The phrase "Two Steps Forward, One Step Back" currently describes how I feel about my life. I feel like every time I make a little bit of progress, something (usually my brain) takes me back, just a little. This epiphany struck me yesterday during my workout. As I punched and kicked my calories away, I glanced into the mirror and was horrified by how "thick" I looked. Naturally, that leads down a rabbit hole of comparison and self-loathing. I have never felt comfortable in my own skin. In middle and high school I used to wish I was "thicker" and would pretend to diet. I took my first steps on my university campus just under 110 pounds (5'4"). I remember this because there was a woman in front of the blood mobile asking passersby to donate. When I walked past, she simply looked me up and down and smiled.

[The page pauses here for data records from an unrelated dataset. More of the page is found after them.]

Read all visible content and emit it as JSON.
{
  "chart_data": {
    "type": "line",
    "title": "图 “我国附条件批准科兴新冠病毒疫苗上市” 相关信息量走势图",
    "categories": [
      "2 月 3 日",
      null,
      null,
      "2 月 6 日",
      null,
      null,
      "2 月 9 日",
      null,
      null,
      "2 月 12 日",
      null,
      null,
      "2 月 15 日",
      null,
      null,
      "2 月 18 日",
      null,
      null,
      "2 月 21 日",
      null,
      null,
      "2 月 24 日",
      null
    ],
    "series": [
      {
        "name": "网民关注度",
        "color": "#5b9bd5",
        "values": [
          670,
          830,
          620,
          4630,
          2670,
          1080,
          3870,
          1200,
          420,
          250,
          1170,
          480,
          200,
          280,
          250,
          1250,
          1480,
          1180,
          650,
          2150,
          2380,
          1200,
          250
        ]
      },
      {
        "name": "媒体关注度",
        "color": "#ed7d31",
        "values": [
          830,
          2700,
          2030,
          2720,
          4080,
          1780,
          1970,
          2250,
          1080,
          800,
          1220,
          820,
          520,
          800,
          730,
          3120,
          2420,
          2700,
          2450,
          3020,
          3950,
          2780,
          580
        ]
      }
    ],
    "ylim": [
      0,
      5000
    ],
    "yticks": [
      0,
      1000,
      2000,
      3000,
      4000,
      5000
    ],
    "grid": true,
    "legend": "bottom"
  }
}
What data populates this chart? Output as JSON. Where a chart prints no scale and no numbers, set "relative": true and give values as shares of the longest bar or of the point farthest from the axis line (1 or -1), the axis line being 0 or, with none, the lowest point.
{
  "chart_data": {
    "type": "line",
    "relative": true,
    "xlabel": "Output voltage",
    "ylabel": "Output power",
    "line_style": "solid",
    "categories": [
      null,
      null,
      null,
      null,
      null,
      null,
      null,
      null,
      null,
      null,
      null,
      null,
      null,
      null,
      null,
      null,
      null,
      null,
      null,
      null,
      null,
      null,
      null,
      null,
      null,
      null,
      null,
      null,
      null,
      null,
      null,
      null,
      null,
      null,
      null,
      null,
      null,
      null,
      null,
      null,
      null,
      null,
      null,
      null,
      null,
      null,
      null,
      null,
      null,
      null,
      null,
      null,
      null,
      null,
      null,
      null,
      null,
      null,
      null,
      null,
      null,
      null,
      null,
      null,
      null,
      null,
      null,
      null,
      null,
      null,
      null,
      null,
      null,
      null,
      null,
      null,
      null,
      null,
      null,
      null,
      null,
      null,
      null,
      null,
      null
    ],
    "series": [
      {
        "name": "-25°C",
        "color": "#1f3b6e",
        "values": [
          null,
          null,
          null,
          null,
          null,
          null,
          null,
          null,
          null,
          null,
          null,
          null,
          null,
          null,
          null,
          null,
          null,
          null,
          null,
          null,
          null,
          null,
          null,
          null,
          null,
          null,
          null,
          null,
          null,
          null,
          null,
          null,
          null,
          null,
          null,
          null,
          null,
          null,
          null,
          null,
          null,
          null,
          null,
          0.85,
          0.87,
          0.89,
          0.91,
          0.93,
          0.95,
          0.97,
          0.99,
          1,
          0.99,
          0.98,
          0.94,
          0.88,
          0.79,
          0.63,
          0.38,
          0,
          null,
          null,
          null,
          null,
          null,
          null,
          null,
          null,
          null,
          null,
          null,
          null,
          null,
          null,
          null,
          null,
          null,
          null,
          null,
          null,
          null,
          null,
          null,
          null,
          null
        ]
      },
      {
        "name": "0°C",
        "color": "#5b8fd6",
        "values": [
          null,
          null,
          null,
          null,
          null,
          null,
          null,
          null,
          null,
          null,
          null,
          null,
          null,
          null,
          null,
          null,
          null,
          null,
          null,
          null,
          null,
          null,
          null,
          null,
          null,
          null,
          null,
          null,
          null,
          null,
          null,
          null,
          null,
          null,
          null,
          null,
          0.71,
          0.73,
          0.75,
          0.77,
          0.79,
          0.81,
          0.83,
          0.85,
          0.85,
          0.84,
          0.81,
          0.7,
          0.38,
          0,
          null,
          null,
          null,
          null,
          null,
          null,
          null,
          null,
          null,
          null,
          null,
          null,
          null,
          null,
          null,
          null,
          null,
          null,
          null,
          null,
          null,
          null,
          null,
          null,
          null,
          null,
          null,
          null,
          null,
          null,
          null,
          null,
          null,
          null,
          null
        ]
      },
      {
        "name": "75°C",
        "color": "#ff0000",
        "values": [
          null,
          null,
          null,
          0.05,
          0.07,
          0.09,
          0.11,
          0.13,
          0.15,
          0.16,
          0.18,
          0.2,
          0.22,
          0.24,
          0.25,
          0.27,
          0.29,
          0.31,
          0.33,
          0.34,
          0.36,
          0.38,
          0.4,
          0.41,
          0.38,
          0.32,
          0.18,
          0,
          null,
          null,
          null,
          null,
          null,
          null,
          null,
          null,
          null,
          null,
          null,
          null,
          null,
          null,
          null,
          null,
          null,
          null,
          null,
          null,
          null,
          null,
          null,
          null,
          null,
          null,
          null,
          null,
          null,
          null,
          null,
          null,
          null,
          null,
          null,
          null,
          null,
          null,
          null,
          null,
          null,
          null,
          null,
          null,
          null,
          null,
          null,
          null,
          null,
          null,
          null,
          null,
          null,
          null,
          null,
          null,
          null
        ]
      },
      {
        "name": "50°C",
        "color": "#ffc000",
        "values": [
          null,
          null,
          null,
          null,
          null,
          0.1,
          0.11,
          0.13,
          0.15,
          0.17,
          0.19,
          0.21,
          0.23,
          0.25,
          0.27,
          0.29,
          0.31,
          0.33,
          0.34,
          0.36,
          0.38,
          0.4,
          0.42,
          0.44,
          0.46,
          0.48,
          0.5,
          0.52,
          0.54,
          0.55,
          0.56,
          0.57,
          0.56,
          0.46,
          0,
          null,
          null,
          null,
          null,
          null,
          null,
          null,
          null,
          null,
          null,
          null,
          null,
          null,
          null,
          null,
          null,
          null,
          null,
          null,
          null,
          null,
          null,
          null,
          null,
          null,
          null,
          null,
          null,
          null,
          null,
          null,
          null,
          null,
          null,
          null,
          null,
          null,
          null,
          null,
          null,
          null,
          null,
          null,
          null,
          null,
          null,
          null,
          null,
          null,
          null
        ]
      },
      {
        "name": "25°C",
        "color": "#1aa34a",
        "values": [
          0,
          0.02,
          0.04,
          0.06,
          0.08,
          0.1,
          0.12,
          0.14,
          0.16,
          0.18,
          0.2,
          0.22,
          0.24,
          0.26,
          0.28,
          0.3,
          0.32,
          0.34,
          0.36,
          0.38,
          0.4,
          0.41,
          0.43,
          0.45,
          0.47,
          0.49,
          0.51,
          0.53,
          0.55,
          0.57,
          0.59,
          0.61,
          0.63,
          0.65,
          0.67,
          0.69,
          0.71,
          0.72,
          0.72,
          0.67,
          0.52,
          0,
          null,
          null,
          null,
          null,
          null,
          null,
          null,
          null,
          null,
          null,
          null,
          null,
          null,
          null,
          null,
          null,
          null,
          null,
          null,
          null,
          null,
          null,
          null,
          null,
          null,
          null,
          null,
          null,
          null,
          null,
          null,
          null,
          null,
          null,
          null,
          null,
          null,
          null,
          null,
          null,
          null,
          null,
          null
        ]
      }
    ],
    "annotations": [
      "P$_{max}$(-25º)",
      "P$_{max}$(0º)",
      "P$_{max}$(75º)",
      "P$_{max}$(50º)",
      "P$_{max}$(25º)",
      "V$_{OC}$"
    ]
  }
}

Nearly ten years and 40 pounds later, I stood in the middle of the class wishing my stomach was flatter, my D cups would shrink, and my legs didn't resemble tree trunks. I know what you might be thinking, "this girl doesn't have IBS, she has an eating disorder." But I will stop you there. I do not have an eating disorder. I know this because my mother struggled with anorexia every day from the age of 12 until a few months before her death when cancer made her realize you could be "too thin." I grew up in the worlds of gymnastic and dance so my mom was insistent on teaching me about eating disorders. No, what I have is the same thing most of us suffer from, negative body-image.

In my head, I know everything I need to do to lose weight and change my thinking. I know it like I know I need to take vitamins every day for my deficiencies, focus on my Kegels daily to prevent complications during a future pregnancy, complete daily physical therapy exercises so my knee can heal, and put powder on my external yeast infection each morning and night. I know all of these things and yet... Let me just say I am lucky if one of them is completed weekly or even monthly. This challenge has inspired me to cut sugar and work out, however, I still say yes to free pizza in the break room and the bag of Cheetos in my "period snack stash." So, for every two steps I take toward healthy living with sugarless eating and working out, I keep taking steps back by forgoing the little things and eating unhealthy savory foods. However, every step forward does count. I just cannot forget about the steps back.

Here is what I ate today:

Breakfast: protein pancakes
Morning Snack: cherries
Lunch: Dominoes Pizza and cherries
Dinner: Greenwise frozen pizza

I know that a large cause for my current steps back is related to stress. Hopefully having you listen to my feelings will help reduce that.